Partant sur des bruits de vagues cette ultime composition va nous faire plonger très profondément vers les abîmes où le soleil disparaît très rapidement, tant ici c’est un hommage aux grandes profondeurs tel qu’aurait pu le réaliser le regretté Georges Pernoud et que l’on peut retrouver dans ces bijoux que sont « Abyss » ou encore « Das Boot – Le Bateau » (les plus cinéphiles seront sans doute de cet avis). Et outre cela cette reverb’ proposée en démarrage complétée par ses doux arpèges où les mouettes se font entendre va aussi nous transporter vers « Le Grand Bleu », tant ici on pourrait croire qu’Eric Serra est passé dans les parages car certaines choses semblent tirées de cette incroyable bande-originale qui a marqué son époque. Jouant la lenteur comme la furia la ligne directrice n’hésite pas à sortir des sentiers battus via nombre de ralentissements et accélérations où l’ivresse des profondeurs semble nous appeler, cela étant notamment renforcé par la prestation vocale d’Adsagsona qui semble faire son appel des sirènes auprès du pauvre Ulysse. Alors oui à étirer tout cela trop longuement on risque de se casser la gueule et cela est en partie vrai, mais en revanche l’échec n’est pas du tout à l’ordre du jour tant la maîtrise instrumentale y est impressionnante et avec elle les perspectives d’avenir nombreuses avec ce mélange de subtilité, d’effervescence où les bateaux en détresse cherchent un phare et un port de façon hypothétique et désespérante.
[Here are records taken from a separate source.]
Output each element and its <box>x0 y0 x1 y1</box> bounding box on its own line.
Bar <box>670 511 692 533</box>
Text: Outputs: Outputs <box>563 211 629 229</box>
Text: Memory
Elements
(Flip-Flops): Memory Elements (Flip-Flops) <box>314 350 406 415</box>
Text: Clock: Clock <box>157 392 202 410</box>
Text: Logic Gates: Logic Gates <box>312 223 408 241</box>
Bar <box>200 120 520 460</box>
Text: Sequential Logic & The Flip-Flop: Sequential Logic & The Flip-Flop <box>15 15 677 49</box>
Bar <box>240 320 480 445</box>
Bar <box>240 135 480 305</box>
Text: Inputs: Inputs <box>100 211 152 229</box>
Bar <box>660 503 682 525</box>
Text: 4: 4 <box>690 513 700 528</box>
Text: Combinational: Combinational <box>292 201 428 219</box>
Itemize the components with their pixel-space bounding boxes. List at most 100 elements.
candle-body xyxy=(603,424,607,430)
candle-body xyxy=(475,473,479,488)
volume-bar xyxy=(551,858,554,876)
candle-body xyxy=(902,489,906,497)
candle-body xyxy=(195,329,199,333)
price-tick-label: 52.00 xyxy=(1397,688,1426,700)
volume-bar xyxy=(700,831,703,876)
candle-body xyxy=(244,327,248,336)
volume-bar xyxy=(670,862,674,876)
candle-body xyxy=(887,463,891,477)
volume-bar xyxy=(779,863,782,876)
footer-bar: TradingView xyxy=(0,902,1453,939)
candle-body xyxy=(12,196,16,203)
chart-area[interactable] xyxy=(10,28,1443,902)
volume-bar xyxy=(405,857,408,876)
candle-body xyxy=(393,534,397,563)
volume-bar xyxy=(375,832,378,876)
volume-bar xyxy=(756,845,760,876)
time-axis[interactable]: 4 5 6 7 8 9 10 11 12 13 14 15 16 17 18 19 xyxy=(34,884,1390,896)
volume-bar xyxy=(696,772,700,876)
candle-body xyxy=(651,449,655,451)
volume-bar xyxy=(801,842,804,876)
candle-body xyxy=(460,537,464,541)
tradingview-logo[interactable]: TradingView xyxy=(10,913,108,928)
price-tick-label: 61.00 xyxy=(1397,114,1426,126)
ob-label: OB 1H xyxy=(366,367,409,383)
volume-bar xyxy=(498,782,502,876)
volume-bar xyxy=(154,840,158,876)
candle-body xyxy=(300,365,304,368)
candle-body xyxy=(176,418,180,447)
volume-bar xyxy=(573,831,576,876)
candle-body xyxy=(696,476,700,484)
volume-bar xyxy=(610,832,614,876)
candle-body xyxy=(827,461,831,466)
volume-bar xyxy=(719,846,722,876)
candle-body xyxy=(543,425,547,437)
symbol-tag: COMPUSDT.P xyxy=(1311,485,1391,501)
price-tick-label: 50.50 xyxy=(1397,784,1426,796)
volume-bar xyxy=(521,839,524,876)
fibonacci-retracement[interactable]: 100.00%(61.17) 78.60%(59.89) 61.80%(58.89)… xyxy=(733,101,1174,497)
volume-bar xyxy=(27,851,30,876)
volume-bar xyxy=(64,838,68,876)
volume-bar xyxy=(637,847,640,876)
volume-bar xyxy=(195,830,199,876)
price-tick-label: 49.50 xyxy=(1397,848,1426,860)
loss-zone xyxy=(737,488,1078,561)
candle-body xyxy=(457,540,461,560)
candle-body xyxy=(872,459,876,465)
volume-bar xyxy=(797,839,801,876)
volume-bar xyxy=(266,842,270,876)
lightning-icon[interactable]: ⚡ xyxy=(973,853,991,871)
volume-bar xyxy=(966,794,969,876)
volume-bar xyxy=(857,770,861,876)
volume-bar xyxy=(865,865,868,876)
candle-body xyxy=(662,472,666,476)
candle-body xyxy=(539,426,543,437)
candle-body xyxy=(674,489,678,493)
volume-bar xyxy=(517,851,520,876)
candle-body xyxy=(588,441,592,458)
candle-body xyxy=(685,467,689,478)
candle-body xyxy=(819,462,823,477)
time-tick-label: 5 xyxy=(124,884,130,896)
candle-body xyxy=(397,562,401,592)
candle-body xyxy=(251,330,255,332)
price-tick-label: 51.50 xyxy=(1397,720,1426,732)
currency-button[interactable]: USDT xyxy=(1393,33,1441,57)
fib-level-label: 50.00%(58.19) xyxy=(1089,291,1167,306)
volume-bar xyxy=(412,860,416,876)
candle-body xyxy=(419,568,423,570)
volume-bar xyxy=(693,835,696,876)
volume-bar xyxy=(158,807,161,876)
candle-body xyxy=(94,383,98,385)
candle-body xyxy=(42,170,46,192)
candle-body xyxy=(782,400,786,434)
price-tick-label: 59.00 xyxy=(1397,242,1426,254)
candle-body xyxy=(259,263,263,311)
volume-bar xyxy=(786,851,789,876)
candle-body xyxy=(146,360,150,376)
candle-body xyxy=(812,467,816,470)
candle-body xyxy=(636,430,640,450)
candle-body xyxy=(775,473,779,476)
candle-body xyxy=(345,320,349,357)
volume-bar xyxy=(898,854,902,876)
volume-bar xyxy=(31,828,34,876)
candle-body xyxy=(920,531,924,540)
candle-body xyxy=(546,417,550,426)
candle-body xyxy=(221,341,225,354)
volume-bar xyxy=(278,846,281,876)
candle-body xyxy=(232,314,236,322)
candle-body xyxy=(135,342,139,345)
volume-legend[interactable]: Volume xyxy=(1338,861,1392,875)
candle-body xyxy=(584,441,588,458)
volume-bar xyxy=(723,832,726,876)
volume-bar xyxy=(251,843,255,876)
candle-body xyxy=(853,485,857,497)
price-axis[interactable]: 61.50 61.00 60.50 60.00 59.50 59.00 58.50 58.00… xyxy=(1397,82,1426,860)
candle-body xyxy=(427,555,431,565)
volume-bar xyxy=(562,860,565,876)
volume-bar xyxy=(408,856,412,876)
Gardant donc autant leur ligne directrice originelle qu’une évolution plus dense et virulente, les franciliens signent en tout cas un enregistrement bien plus subtil et profond qu’il n’y paraît et qui prouve en tout cas qu’ils ne sont pas un feu de paille dans le paysage national. Si évidemment on regrettera sans doute la perte d’une certaine innocence que l’on entendait sur l’éponyme celle-ci n’a pas totalement disparue, et se complète parfaitement à cette nouvelle orientation qui ne dépareille pas avec le reste. A voir donc ce que sera l’avenir de l’entité mais il est pour le moment radieux, attention néanmoins à garder la tête froide et à ne pas s’emballer tant cette hype médiatique peut vite s’essouffler et avec elle la fin des illusions, ce qui serait dommageable quand on propose quelque chose de cette qualité. Et ça n’est sans doute que le début tant on est désormais certain qu’une vraie carrière s’annonce sous les meilleurs auspices pour elle, et si tout est correctement géré il n’y a pas de raison que les choses changent négativement dans un avenir proche... c’est tout ce qu’on lui souhaite en tout cas.